By John Gruber
Upgraded — Get a new MacBook every two years. From $36.06/month with AppleCare+ included.
Ben Thompson, writing last week about the four legislative proposals released by the House Subcommittee on Antitrust:
I don’t think it is an accident that these bills were presented as a package, but I think it has been a mistake in a lot of coverage to view the package as one bill. It seems to me that Chairman Cicilline has played his cards very deftly here: start with the fact that while every bill was authored by a Democrat, they all have a Republican co-sponsor; if some combination of these regulations pass they will likely be with overwhelmingly Democratic support, but the fact they are starting out as nominally bi-partisan efforts is savvy.
The real tell about Cicilline’s strategy, though, is the seeming contradictions between his own bill and that of Representative Jayapal. Cicilline seeks to restrict platforms from behaving in non-discriminatory ways, with the threat of break-up if they don’t, while Jayapal jumps straight to break-up. This strikes me as an anchoring strategy: Jayapal’s approach is both unworkable and undesirable — it leaves the FTC and ultimately the courts as the ultimate arbiter of what is part of a core platform’s offering and what rests on top, and not only does that evolve as technology matures, it also makes it impossible to deliver an experience that is approachable for regular consumers. As I noted above, is a networking stack part of an operating system? Is a browser? Is an App Store? Moreover, Jayapal’s bill, if enacted, makes Cicilline’s bill immaterial: there would be nothing to discriminate against.
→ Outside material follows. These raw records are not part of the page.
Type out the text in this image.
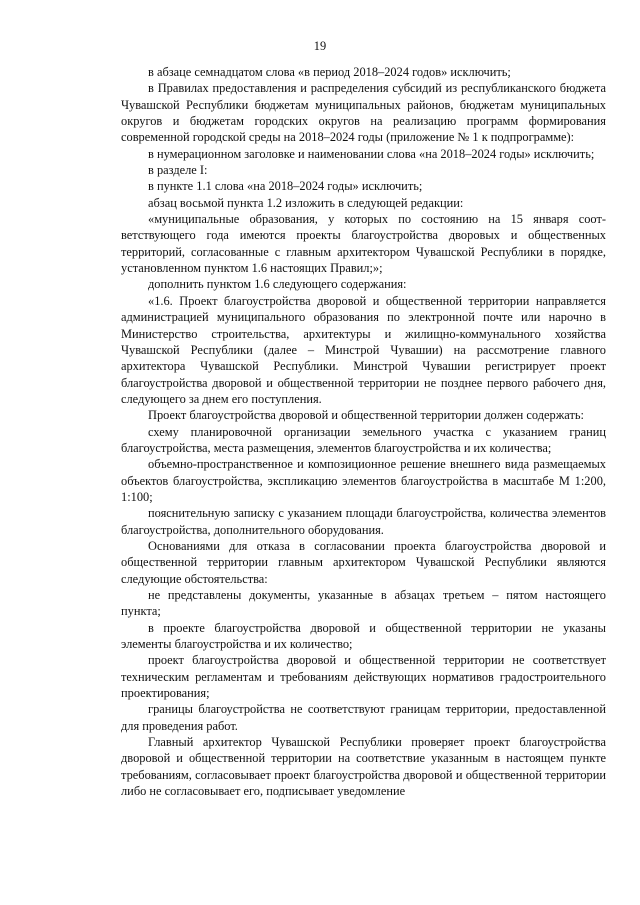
19

в абзаце семнадцатом слова «в период 2018–2024 годов» исключить;

в Правилах предоставления и распределения субсидий из республиканского бюджета Чувашской Республики бюджетам муниципальных районов, бюджетам муниципальных округов и бюджетам городских округов на реализацию программ формирования современной городской среды на 2018–2024 годы (приложение № 1 к подпрограмме):

в нумерационном заголовке и наименовании слова «на 2018–2024 годы» исключить;

в разделе I:

в пункте 1.1 слова «на 2018–2024 годы» исключить;

абзац восьмой пункта 1.2 изложить в следующей редакции:

«муниципальные образования, у которых по состоянию на 15 января соответствующего года имеются проекты благоустройства дворовых и общественных территорий, согласованные с главным архитектором Чувашской Республики в порядке, установленном пунктом 1.6 настоящих Правил;»;

дополнить пунктом 1.6 следующего содержания:

«1.6. Проект благоустройства дворовой и общественной территории направляется администрацией муниципального образования по электронной почте или нарочно в Министерство строительства, архитектуры и жилищно-коммунального хозяйства Чувашской Республики (далее – Минстрой Чувашии) на рассмотрение главного архитектора Чувашской Республики. Минстрой Чувашии регистрирует проект благоустройства дворовой и общественной территории не позднее первого рабочего дня, следующего за днем его поступления.

Проект благоустройства дворовой и общественной территории должен содержать:

схему планировочной организации земельного участка с указанием границ благоустройства, места размещения, элементов благоустройства и их количества;

объемно-пространственное и композиционное решение внешнего вида размещаемых объектов благоустройства, экспликацию элементов благоустройства в масштабе М 1:200, 1:100;

пояснительную записку с указанием площади благоустройства, количества элементов благоустройства, дополнительного оборудования.

Основаниями для отказа в согласовании проекта благоустройства дворовой и общественной территории главным архитектором Чувашской Республики являются следующие обстоятельства:

не представлены документы, указанные в абзацах третьем – пятом настоящего пункта;

в проекте благоустройства дворовой и общественной территории не указаны элементы благоустройства и их количество;

проект благоустройства дворовой и общественной территории не соответствует техническим регламентам и требованиям действующих нормативов градостроительного проектирования;

границы благоустройства не соответствуют границам территории, предоставленной для проведения работ.

Главный архитектор Чувашской Республики проверяет проект благоустройства дворовой и общественной территории на соответствие указанным в настоящем пункте требованиям, согласовывает проект благоустройства дворовой и общественной территории либо не согласовывает его, подписывает уведомление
That’s why I suspect that Cicilline’s goal is to stake out the most extreme position — the Jayapal bill — with the goal of getting his own bill passed as a compromise, perhaps with Scanlon’s as well.
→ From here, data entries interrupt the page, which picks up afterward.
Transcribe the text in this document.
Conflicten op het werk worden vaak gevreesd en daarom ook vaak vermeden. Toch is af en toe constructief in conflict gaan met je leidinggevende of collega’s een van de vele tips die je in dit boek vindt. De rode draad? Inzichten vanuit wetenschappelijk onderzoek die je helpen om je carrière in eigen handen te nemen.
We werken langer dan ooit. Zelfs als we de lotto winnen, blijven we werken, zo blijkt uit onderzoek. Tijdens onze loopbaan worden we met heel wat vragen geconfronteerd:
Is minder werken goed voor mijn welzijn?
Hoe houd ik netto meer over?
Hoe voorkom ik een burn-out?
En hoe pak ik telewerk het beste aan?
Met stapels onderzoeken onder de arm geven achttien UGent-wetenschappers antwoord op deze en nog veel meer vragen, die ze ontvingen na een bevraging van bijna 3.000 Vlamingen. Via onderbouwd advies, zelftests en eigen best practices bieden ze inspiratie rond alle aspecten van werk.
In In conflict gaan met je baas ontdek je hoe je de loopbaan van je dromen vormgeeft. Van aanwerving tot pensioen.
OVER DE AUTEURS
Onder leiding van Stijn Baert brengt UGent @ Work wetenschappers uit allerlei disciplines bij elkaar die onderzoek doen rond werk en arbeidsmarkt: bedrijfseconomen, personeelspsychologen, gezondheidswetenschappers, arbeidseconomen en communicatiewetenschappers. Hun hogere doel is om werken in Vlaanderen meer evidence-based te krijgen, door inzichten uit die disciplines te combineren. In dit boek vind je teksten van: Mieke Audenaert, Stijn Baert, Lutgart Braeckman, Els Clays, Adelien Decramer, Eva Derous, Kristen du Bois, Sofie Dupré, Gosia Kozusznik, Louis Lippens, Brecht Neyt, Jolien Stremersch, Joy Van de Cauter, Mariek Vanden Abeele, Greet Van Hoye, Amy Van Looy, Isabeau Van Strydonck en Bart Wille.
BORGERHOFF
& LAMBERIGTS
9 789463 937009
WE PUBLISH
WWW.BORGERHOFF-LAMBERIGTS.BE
Here’s Thompson’s description of Jayapal’s bill:
[I]nstead of banning discriminatory behavior it simply bans platforms from owning any product or service that rest on top of its platform and compete with 3rd-parties in any way. The provision is as broad as it sounds, which is interesting to think about in a historical context: operating systems used to sell the networking stack separately — would it be illegal now for iOS to include TCP/IP? That’s just one obvious example of how this bill would quickly devolve into product design by the judiciary.
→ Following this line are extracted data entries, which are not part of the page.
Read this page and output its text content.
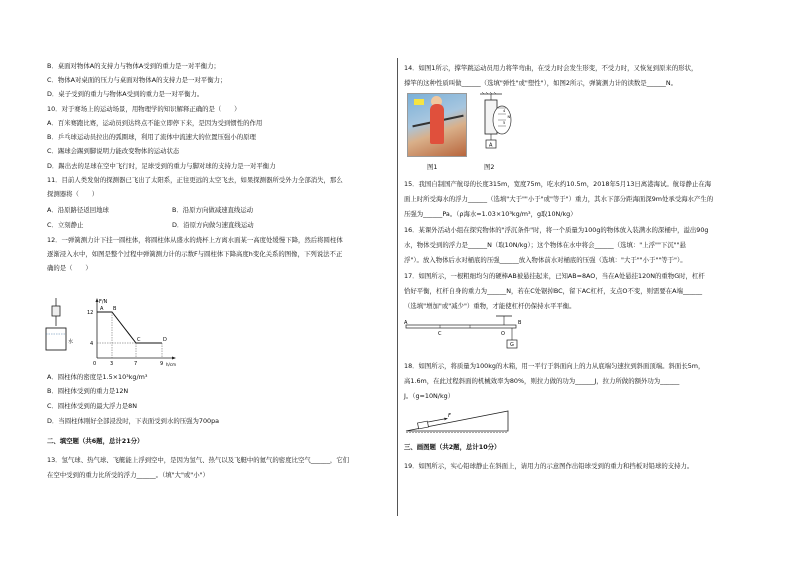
B．桌面对物体A的支持力与物体A受到的重力是一对平衡力；
C．物体A对桌面的压力与桌面对物体A的支持力是一对平衡力；
D．桌子受到的重力与物体A受到的重力是一对平衡力。
10．对于赛场上的运动场景，用物理学的知识解释正确的是（　　）
A．百米赛跑比赛，运动员到达终点不能立即停下来，是因为受到惯性的作用
B．乒乓球运动员拉出的弧圈球，利用了流体中流速大的位置压强小的原理
C．踢球会踢到脚说明力能改变物体的运动状态
D．踢出去的足球在空中飞行时，足球受到的重力与脚对球的支持力是一对平衡力
11．目前人类发射的探测器已飞出了太阳系，正往更远的太空飞去，如果探测器所受外力全部消失，那么
探测器将（　　）
A．沿原路径返回地球	B．沿原方向做减速直线运动
C．立刻静止	D．沿原方向做匀速直线运动
12．一弹簧测力计下挂一圆柱体，将圆柱体从盛水的烧杯上方离水面某一高度处缓慢下降，然后将圆柱体
逐渐浸入水中，如图是整个过程中弹簧测力计的示数F与圆柱体下降高度h变化关系的图像，下列说法不正
确的是（　　）
水
F/N
h/cm
12
4
0	3	7	9
A B
C	D
A．圆柱体的密度是1.5×10³kg/m³
B．圆柱体受到的重力是12N
C．圆柱体受到的最大浮力是8N
D．当圆柱体刚好全部浸没时，下表面受到水的压强为700pa
二、填空题（共6题，总计21分）
13．氢气球、热气球、飞艇能上浮到空中，是因为氢气、热气以及飞艇中的氦气的密度比空气______，它们
在空中受到的重力比所受的浮力______。（填"大"或"小"）
14．如图1所示，撑竿跳运动员用力将竿弯曲，在受力时会发生形变，不受力时，又恢复到原来的形状，
撑竿的这种性质叫做______（选填"弹性"或"塑性"），如图2所示，弹簧测力计的读数是______N。
A
4
5
N
图1	图2
15．我国自制国产航母的长度315m，宽度75m，吃水约10.5m，2018年5月13日离港海试。航母静止在海
面上时所受海水的浮力______（选填"大于""小于"或"等于"）重力，其水下部分距海面深9m处承受海水产生的
压强为______Pa。（ρ海水=1.03×10³kg/m³，g取10N/kg）
16．某课外活动小组在探究物体的"浮沉条件"时，将一个质量为100g的物体放入装满水的深桶中，溢出90g
水，物体受到的浮力是______N（取10N/kg）；这个物体在水中将会______（选填："上浮""下沉""悬
浮"）。放入物体后水对桶底的压强______放入物体前水对桶底的压强（选填："大于""小于""等于"）。
17．如图所示，一根粗细均匀的硬棒AB被悬挂起来，已知AB=8AO，当在A处悬挂120N的重物G时，杠杆
恰好平衡，杠杆自身的重力为______N，若在C处锯掉BC，留下AC杠杆，支点O不变，则需要在A端______
（选填"增加"或"减少"）重物，才能使杠杆仍保持水平平衡。
A
O
C
B
G
18．如图所示，将质量为100kg的木箱，用一平行于斜面向上的力从底端匀速拉到斜面顶端。斜面长5m，
高1.6m，在此过程斜面的机械效率为80%，则拉力做的功为______J，拉力所做的额外功为______
J。（g=10N/kg）
F
三、画图题（共2题，总计10分）
19．如图所示，实心铅球静止在斜面上，请用力的示意图作出铅球受到的重力和挡板对铅球的支持力。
I don’t think it’s any exaggeration to say that the Jayapal bill would profoundly change Apple and all of Apple’s products, platforms, and above all, services — in ways that ultimately would be ruinous for the company as we know it. It’s a “throw the baby out with the bathwater” bill that betrays a profound misunderstanding of how platforms evolve. Even if it is just an anchoring strategy to make Cicilline’s own bill look moderate in comparison, Apple should be extremely concerned that Jayapal’s bill is even on the table.